O mês passado trouxe intensas chuvas para diversas regiões da capital paranaense, as quais ainda lidam com os efeitos das tempestades. Entre os bairros afetados, Fanny e Parolin foram um dos que ficaram com ruas totalmente alagadas. Na tarde de 22 de novembro (quarta-feira), dia em que iniciou-se o mais recente temporal na cidade, o Instituto Nacional de Meteorologia (Inmet) emitiu um alerta laranja para uma tempestade com raios e ventos de até 100 Km/h na capital. Com a previsão de 30 a 60 mm/h, o grande volume de água fez com que ruas ficassem inacessíveis para o trânsito de veículos e impediu que moradores entrassem ou saíssem das residências.

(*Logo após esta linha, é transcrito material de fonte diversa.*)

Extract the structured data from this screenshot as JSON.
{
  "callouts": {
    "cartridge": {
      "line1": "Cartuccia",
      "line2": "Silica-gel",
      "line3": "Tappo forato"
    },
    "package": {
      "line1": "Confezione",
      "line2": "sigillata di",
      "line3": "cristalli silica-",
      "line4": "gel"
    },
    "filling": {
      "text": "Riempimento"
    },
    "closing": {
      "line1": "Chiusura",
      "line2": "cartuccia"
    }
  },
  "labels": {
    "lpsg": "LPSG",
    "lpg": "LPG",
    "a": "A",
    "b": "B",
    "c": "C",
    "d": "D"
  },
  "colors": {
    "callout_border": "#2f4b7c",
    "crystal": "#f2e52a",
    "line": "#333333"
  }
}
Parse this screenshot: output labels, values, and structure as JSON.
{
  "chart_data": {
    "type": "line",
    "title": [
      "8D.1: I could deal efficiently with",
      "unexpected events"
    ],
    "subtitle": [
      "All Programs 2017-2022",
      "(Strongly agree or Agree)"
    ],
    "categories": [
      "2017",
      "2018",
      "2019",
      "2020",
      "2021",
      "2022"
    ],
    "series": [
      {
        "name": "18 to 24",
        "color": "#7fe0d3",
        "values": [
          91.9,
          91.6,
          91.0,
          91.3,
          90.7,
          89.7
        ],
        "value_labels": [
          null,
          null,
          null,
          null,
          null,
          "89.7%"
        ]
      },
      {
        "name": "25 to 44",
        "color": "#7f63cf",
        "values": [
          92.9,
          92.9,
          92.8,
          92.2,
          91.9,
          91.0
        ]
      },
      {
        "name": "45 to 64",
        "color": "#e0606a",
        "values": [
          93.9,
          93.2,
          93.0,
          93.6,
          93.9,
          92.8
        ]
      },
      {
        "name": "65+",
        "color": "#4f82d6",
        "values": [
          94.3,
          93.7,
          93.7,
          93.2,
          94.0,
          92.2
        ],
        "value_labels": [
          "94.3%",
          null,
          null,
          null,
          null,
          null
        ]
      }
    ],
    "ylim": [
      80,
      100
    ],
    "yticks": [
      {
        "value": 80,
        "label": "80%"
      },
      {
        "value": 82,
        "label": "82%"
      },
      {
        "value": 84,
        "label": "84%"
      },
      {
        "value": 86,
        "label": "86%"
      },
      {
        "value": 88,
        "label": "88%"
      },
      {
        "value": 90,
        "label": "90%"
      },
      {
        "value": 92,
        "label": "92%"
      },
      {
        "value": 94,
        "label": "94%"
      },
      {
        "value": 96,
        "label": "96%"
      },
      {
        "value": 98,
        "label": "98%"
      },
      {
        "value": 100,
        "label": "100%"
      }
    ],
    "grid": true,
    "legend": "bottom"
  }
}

A chuva que começou por volta das 18h se estendeu de maneira intensa até 20h do dia 22, período que começou a encher os córregos da região. A falta de escoamento causado tanto pela falta de bueiros nos bairros, quanto pelo acúmulo de lixo e entulho, fez com que a água vinda de locais mais altos fosse parar nos rios Pinheirinho e Belém, onde ficam respectivamente os bairros Fanny e Parolin. Além do sobrecarregamento, outro problema encontrado é a canalização desses rios.
Moradores relataram que não é a primeira vez que esse problema acontece no bairro. Noeli Rodrigues, moradora há 40 anos do Fanny, diz que o problema das enchentes começou a ocorrer quando a prefeitura decidiu canalizar o rio que passa na frente da casa dela, o Rio Pinheirinho.
“Quando eles começaram a canalizar, aí que começou também o drama. Na minha casa já é a terceira vez que entra bastante água”.
Obra milionária da prefeitura iniciada em 2015, Curitiba Contra as Cheias , é um projeto criado para conter a vazão dos rios da cidade. Com um investimento inicial de cerca de 126 milhões de reais — valor que foi ultrapassado ao longo dos anos — a construção deveria ter sido entregue em 2017, mas até hoje está inacabada.
Projetada para melhorar o sistema de drenagem e controle dos riscos das cheias, ela abrange os córregos Santa Bernadethe, Henry Ford e Curtume e os rios Vila Guaíra e Pinheirinho, que deságuam no Rio Belém. Com cerca de oito quilômetros, ela compreende a implantação de muros de concreto para contenção de margens, indutores de retardo no fluxo da água, caixas de contenção, além de serviços contínuos de remoção de lixos e desassoreamento em todos os córregos. A moradora relata que depois que os responsáveis pela obra tiraram as árvores do local — na beira do rio — e colocaram “concreto”, todo o problema da região se intensificou.
Noeli conta que perdeu grande parte da mobília para as inundações, entre guarda-roupas, sofás, armários, e até a cama que estava pagando. O problema vai além da perda material, ela conta sobre seu desespero em relação aos cachorros que possui. “A água tava entrando e a gente tentando pegar eles […] o pequenininho eu até consegui pegar no colo, mas o grande eu não consegui.” O golden retriever chegou a pegar uma infecção na enchente que ocorreu no início deste ano.
O marido de Noeli, Celso de Paula Felicio, ao ser entrevistado por nossa equipe no dia do alagamento, questionou a falta de pessoas responsáveis pela obra no local na hora das chuvas.
“Hoje era para ter vindo alguém deles [prefeitura] aqui para ver como o povo fica, mas não, eles virão só amanhã.”
Os moradores revelam que já tiveram que ligar inúmeras vezes para 156 (Central de Atendimento da Prefeitura) para pedir uma solução para o problema, porém quase nunca foram atendidos. A moradora questiona a eficiência da prefeitura em lidar com as obras. “É fácil fazer uma maquete, desenhar e colocar água nela, agora quero ver viver isso aqui.”
Com as mudanças climáticas, esse tipo de problema acaba sendo cada vez mais frequente na cidade. A obra, que de início tinha uma boa intenção, acabou não acompanhando o crescimento e desenvolvimento urbano do bairro. Assim, um projeto que iria facilitar a vida dos moradores se tornou um transtorno em dias de muitas chuvas.